以上五个分组(聚合)函数,这里我们对四个算子进行一下总结:

算子 作用 相同点 不同点
groupByKey 分组 作用于键值对类型RDD 仅支持分组,没有聚合功能,所有的数据都会进行分区间分组,可能会产生大量的shuffle,造成OOM的风险较大。
reduceByKey 分组聚合 作用于键值对类型RDD,支持分区内、分区间聚合 主要的参数只有一个(聚合函数),没有柯西化,分区间聚合函数和分区内聚合函数一致,先采用该函数在shuffle之前进行分区内聚合,然后将结果在进行分区聚合,减少了shuffle数据量。第一个值作为初始值。底层是combineByKey。
aggregateByKey 分组聚合 作用于键聚合值对类型RDD,支持分区内、分区间聚合 支持柯西化参数,有两个参数列表,第一个参数列表是聚合初始值和分区数,第二个参数列表是两个聚合函数,他们分别是分区内聚合、分区间聚合函数。同reduceByKey先分区内聚合,在分区间聚合。主要区别是需要传入聚合初始值,解决特定场景下的聚合问题
foldByKey 分组聚合 作用于键值对类型RDD ,支持分区内、分区间聚合 同aggregateByKey算子,该算子参数支持柯西化,第一个参数列表是初始值以及分区数量,第二个参数列表是一个聚合函数,分区内聚合、分区间聚合函数一样。该算子夹杂在aggregateByKey和reduceByKey的作用之间。
combineByKey 分组聚合 作用于键值对类型RDD,支持分区内、分区间聚合 combineByKey算子是一个高级算子,不支持参数柯西化,主要有三个参数,createCombiner、createCombiner、mergeCombiners,createCombiner支持对数据进行特殊转换后聚合计算,我的理解是制作数据转换模型,相当于在统计前画好表格。 createCombiner参数可以将后面的元素进行聚合累加之类的,mergeCombiners合并参数2计算后的结果。



7、sortBy、sortByKey算子
  这里将sortBy、sortByKey算子放在一起总结,主要是他们 ‘太像了’,sortBy的低层就是sortByKey。
sortByKey算子,见名知意,就是按照Key值进行排序,使用起来也是很简单的。还是先看一下源码。
源码:


  /**
   * Sort the RDD by key, so that each partition contains a sorted range of the elements.

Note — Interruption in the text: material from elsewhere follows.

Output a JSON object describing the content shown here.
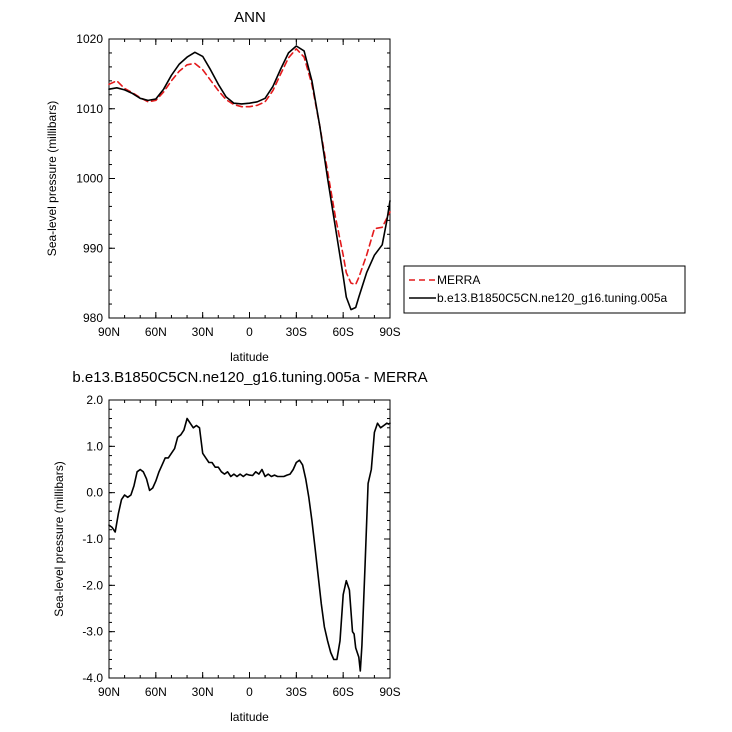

Calling
   * `collect` or `save` on the resulting RDD will return or output an ordered list of records
   * (in the `save` case, they will be written to multiple `part-X` files in the filesystem, in
   * order of the keys).
   */
  // TODO: this currently doesn't work on P other than Tuple2!
  def sortByKey(ascending: Boolean = true, numPartitions: Int = self.partitions.length)
      : RDD[(K, V)] = self.withScope
  {
    val part = new RangePartitioner(numPartitions, self, ascending)
    new ShuffledRDD[K, V, V](self, part)
      .setKeyOrdering(if (ascending) ordering else ordering.reverse)
  }

  /**
   * Return this RDD sorted by the given key function.
   */
  def sortBy[K](
      f: (T) => K,
      ascending: Boolean = true,
      numPartitions: Int = this.partitions.length)
      (implicit ord: Ordering[K], ctag: ClassTag[K]): RDD[T] = withScope {
    this.keyBy[K](f)
        .sortByKey(ascending, numPartitions)
        .values
  }

可以看到sortByKey算子参数就是排序规则和分区数,主要作用于键值对型RDD,根据Key排序,sortBy获取排序标注值,然后再sortByKey排序,都是简单的算子。
这里先做一下简单的用法演示:

    // TODO 创建执行环境
    val conf = new SparkConf().setMaster("local[*]").setAppName("create")
    val sc = new SparkContext(conf)

    val rdd: RDD[(String, Double)] = sc.makeRDD(List(("Tom", 88.0), ("Tom", 90.0), ("jack", 86.0), ("Toni", 85.0), ("jack", 82.0), ("Tom", 93.0)),2)
    rdd.sortByKey(ascending = true).foreach(println)
    rdd.sortBy(_._1,ascending = false).foreach(println)
output:
// sortByKey
(Tom,88.0)
(Toni,85.0)
(Tom,90.0)
(jack,86.0)
(Tom,93.0)
(jack,82.0)
// sortBy
(Tom,88.0)
(Tom,90.0)
(Tom,93.0)
(jack,86.0)
(jack,82.0)
(Toni,85.0)

现在总结一下两个算子:

  1. sortBy:作用于一般RDD,使用时需要指定排序特征,也就是按照哪个值进行排序,使用排序更灵活,可指定排序顺序、与分区。
  2. sortByKey:仅用于二元组排序,根据键值排序,也就是二元组的第一个值排序。相对于sortBy灵活读不高,但是使用更加方便,可指定排序顺序、与分区。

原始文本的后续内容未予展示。